Plan/docs/decisions robustness
- Treat
plan/ as short-term scratch and never commit it.
- If
plan/ is missing, create it (and any needed subdirs) only when edits are permitted; otherwise keep a lightweight in-memory log and state in the report that plan logging was not persisted.
- Treat
docs/ as long-lived, evergreen guidance; prefer updating existing docs when they have a clear home, but create new focused docs/subdirectories when it improves navigability (and link them from related docs or indexes).
- If
docs/decisions.md is missing, prefer using the setup skill to create it when allowed. If you cannot create docs, capture rationale in the smallest durable local place (code comments or tests) and call out the missing decision doc in the report.
Workflow
-
Sync remote main before anything else:
- Fetch the most recent
origin/main before any other steps (do not checkout, merge, or rebase).

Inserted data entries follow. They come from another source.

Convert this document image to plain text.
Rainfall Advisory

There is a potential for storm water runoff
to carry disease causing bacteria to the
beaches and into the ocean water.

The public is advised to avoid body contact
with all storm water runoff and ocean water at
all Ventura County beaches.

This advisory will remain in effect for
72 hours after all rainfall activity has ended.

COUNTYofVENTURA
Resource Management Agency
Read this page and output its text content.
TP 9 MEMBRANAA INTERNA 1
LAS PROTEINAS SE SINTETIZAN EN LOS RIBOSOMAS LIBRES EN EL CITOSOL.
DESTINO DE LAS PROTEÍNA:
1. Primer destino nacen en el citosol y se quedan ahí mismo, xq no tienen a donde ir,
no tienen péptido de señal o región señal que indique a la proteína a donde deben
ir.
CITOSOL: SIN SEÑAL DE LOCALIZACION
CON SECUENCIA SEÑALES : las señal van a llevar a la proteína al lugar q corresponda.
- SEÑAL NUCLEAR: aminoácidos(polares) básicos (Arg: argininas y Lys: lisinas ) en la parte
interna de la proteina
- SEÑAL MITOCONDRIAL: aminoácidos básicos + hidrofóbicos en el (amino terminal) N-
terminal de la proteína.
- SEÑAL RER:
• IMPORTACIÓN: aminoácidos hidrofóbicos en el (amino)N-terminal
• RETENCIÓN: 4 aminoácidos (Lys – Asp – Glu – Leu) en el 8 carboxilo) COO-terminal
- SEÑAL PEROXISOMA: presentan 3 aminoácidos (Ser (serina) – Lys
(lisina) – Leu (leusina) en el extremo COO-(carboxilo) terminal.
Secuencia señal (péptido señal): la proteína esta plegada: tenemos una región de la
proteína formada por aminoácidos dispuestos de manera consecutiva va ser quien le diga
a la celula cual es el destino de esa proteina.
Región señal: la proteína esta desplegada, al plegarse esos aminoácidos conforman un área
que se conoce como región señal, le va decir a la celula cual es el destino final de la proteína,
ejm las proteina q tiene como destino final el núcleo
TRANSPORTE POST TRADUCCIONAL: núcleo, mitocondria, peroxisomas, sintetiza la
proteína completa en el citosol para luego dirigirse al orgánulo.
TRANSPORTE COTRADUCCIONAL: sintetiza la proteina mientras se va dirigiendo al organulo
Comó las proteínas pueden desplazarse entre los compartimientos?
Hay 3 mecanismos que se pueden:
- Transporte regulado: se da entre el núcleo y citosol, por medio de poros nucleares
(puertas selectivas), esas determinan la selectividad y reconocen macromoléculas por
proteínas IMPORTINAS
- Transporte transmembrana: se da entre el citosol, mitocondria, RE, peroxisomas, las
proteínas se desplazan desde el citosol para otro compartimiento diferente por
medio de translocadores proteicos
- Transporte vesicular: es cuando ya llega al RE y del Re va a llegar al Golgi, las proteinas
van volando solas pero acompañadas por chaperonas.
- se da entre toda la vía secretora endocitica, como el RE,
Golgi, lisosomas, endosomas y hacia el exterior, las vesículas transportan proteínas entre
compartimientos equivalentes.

- If the repo uses a different mainline (for example,
master), fetch that instead.
- If the update cannot be fetched, run bounded retries and fallback to local mainline refs; ask only if no valid comparison base can be established.
- If git operations can be executed here, run them directly using the user's git identity; otherwise, output explicit commands, continue with available local context, and mark any missing upstream evidence explicitly.
- When providing git commands, output a single copy-pasteable block with only commands and no commentary; place explanations above or below the block.
-
Establish baseline:
- Confirm repo root and current branch.
- Determine the main branch name (main/master) and verify it exists locally.
-
Gather diffs and context:
- Compare branch vs main (e.g.,
git diff main...HEAD and git log main..HEAD).
- If diffs are large, start with
git diff --stat main...HEAD or git diff --name-only main...HEAD and then review per-file diffs to keep output manageable.
- Account for large git output; prefer bounded output like
git log --oneline -n 20, git diff --stat main...HEAD, git diff --name-only main...HEAD, or per-file diffs instead of unbounded commands.
- Review file-level changes and key hunks to understand intent.
- Review every changed file and hunk; do not skip any relevant changes.
- Read related docs or comments if they explain why changes were made.
- If git operations can be executed here, run them directly using the user's git identity; otherwise, output explicit commands, continue summarization from available diffs, and note which parts depend on pending command output.
- When providing git commands, output a single copy-pasteable block with only commands and no commentary; place explanations above or below the block.
-
Understand intent and impact:
- Map changes to user-facing behavior, APIs, data, config, or ops.
- Note any risk areas, edge cases, or migration considerations.
- Identify tests added/updated and gaps if any are missing.
- Call out removed or degraded functionality compared to main when relevant.
-
Summarize for PR:
- Output a very concise bullet list suitable for a PR summary.
- Use lower-case text only.
- Use very simple language; avoid complex words and jargon.
- Return the summary as a copy-pasteable block of bullets with no extra commentary.
- End every bullet with a full stop.
- Never use semicolons; keep punctuation simple.
- Wrap relevant identifiers in backticks (paths, files, branches, commands, flags, test names, and config keys) so they render cleanly in pr comments.
- Include important nuances, gotchas, and details others should know.
- Write in plain, concise, and intuitive language with brief context so a new reader can follow it.
- Avoid analogies; use simple, direct explanations and define any necessary technical terms.
-
Refresh active PR metadata:
- Check whether the current branch has an active PR.
- If yes, compare PR title/body against the actual branch delta and generated summary.
- If title/body are stale or incomplete, update them with sanitized metadata only (for example with
gh pr edit --title ... --body-file ... using repo-relative paths or plain-language references rather than absolute local paths, file URLs, or raw terminal transcripts).
- If the active PR is draft and the branch is review-ready, promote it (for example with
gh pr ready <pr-number-or-url>).
- If no active PR exists, state that explicitly and continue.